Il s’est ouvert hier mardi 18 mai la table ronde sur les infrastructures routières en RD Congo à l’hôtel Sultani à la Gombe. Cette table ronde organisée par le ministère des Infrastructures, Travaux publics et Reconstruction vise à définir la politique du secteur à court, moyen et long termes.

Pour le ministre des ITPR, Fridolin Kasweshi,  » les infrastructures routières constituent l’un des piliers importants pour le développement de notre pays et sont inscrites dans le vision du Président de la République, concrétisée par le programme de cinq chantiers de la République « .

Puisque les infrastructures routières sont le moteur de la croissance de l’économie nationale, il importe de faire un choix judicieux des axes qui vont impulser les échanges entre les communautés de notre pays et favoriser la création des richesses a encore dit le ministre Kasweshi des ITPR.

A en croire le ministre Fridolin Kasweshi, au terme de cette table ronde, les participants  » vont dresser l’état des lieux de la réalisation des divers projets, et à en définir les moyens d’action dans une vision d’ensemble.

Toujours dans son allocution de circonstance, le ministre des ITPR a reconnu l’état du réseau routier national qui dans l’ensemble est préoccupant. Pour convaincre les participants tous, spécialistes du secteur routier, le ministre a fait la présentation du réseau routier national, sa répartition en réseau des routes d’intérêt général, en route de réseau prioritaire et en routes provinciales secondaires (RPS).

Faisant une comparaison entre les autres pays du continent, la RDC avec sa superficie et ses 152 400 km de routes a le taux le plus bas du continent.

Au vu de ce qui précède, le ministre Fridolin Kasweshi a dressé à l’intention des participants la politique du gouvernement central et des stratégies d’intervention en matière des routes avant de dresser les objectifs globaux à atteindre à l’horizon 2015.

Pour conclure, le ministre des ITPR a reconnu que le réseau routier national était peu reluisant. Voilà pourquoi il a appelé, de tous ses vœux, des engagements renouvelés pour doter le pays d’un réseau routier digne de notre rang au cœur de l’Afrique.

Des interventions des ministres provinciaux et du secrétaire exécutif du programme sino-congolais

Après l’intervention du ministre des ITPR, initiateur de la table ronde, les ministres provinciaux des ITPR sont passés à la tribune avec un seul refrain : les difficultés rencontrées sur terrain quant à la remise en état du réseau routier national.
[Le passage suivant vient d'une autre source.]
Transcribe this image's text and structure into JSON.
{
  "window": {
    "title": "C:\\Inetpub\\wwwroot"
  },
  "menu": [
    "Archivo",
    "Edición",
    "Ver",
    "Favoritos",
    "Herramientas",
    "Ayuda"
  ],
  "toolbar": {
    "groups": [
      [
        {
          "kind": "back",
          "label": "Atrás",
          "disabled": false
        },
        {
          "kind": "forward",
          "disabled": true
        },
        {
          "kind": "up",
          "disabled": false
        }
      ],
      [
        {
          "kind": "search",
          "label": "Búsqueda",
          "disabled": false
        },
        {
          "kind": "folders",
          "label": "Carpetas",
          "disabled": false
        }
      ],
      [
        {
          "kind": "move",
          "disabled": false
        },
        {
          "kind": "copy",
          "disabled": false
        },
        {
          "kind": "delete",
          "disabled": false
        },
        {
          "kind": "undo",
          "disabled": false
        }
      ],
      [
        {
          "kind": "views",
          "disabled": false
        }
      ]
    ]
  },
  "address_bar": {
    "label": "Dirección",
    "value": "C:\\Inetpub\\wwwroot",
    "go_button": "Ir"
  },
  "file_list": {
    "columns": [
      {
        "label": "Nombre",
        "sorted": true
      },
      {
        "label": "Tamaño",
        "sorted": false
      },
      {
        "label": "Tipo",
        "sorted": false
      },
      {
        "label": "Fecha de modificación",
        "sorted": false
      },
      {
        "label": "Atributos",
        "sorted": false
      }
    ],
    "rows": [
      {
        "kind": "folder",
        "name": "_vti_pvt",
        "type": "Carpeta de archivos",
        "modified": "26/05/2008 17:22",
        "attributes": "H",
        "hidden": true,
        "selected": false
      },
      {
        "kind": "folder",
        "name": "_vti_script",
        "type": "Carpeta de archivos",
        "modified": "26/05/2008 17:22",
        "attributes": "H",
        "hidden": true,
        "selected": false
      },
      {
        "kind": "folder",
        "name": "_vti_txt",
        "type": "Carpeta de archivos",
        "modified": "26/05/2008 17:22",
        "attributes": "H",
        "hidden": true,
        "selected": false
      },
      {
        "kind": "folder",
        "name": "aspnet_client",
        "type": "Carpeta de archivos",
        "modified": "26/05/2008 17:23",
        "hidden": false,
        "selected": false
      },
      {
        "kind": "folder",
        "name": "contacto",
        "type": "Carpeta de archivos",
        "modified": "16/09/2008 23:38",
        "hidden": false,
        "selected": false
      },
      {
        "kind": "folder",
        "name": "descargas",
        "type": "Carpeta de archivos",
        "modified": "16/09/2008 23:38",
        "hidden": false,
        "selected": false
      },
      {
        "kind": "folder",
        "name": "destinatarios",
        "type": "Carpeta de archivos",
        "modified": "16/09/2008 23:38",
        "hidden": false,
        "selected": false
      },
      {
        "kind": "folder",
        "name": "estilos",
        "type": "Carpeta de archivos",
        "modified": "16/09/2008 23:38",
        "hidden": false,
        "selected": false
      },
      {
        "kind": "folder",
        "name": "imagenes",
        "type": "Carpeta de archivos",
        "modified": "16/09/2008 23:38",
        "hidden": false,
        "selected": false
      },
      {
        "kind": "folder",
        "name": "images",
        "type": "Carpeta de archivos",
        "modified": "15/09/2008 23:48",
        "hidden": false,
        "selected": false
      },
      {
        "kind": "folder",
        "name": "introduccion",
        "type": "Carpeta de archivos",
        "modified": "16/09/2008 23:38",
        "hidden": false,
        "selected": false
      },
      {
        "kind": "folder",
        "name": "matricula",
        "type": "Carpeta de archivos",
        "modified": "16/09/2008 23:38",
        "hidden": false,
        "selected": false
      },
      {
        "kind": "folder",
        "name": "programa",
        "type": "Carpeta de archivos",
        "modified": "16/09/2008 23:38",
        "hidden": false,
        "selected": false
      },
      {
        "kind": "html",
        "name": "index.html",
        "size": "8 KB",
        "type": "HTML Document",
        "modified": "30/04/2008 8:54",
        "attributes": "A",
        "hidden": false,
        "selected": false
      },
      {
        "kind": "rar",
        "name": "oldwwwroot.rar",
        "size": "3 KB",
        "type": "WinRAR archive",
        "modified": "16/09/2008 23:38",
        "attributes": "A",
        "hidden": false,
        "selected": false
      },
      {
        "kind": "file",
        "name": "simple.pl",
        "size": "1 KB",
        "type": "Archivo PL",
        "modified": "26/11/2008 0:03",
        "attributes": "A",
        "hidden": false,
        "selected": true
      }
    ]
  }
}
Si au Bandundu l’on déplore la vétusté des bacs, le peu de moyens pour la réhabilitation des routes et la quasi absence de l’OVD, au Katanga c’est plutôt la carence des cadres pour la manipulation des engins, au Kasaï Oriental ce sont les érosions de Mbuji-Mayi, de Gandajika etc. qu’on déplore.

Mais en définitive, la situation à l’intérieur du pays est plus que préoccupante. D’où la question de savoir que deviendra-t-elle avec 26 provinces aux moyens presque inexistants ?

Fait important à épingler, c’est l’intervention du secrétaire exécutif du programme sino-congolais. Ce dernier a expliqué aux participants, chiffres à l’appui, la genèse du programme sino-congolais, le rôle de l’Exim Bank of China dans les différents projets en exécution à savoir l’hôpital du Cinquantenaire, l’avenue du Tourisme à Ngaliema, la route L’shi-Kasenga et enfin la route Komanda-Beni pour un montant de 350 millions de dollars.

Mis à part ces projets, d’autres projets urgents nécessitent des moyens. Parmi ceux-ci : le boulevard Triomphal, du 30 juin et enfin Sendwe-Lumumba pour 93 millions. A l’en croire, d’autres projets existent. Ils ont été mis en veilleuse en attendant la reprise dans le secteur minier.

En attendant la fin des travaux prévus pour ce mercredi après-midi toujours à l’hôtel Sultani, les participants se sont regroupés en 3 commissions qui ont réfléchi sur la stratégie et mise en œuvre de l’entretien routier, entretient et ouverture des pistes par cantonnage manuel et par la méthode Himo et enfin la dernière commission a réfléchi sur la coordination des actions sur le réseau routier.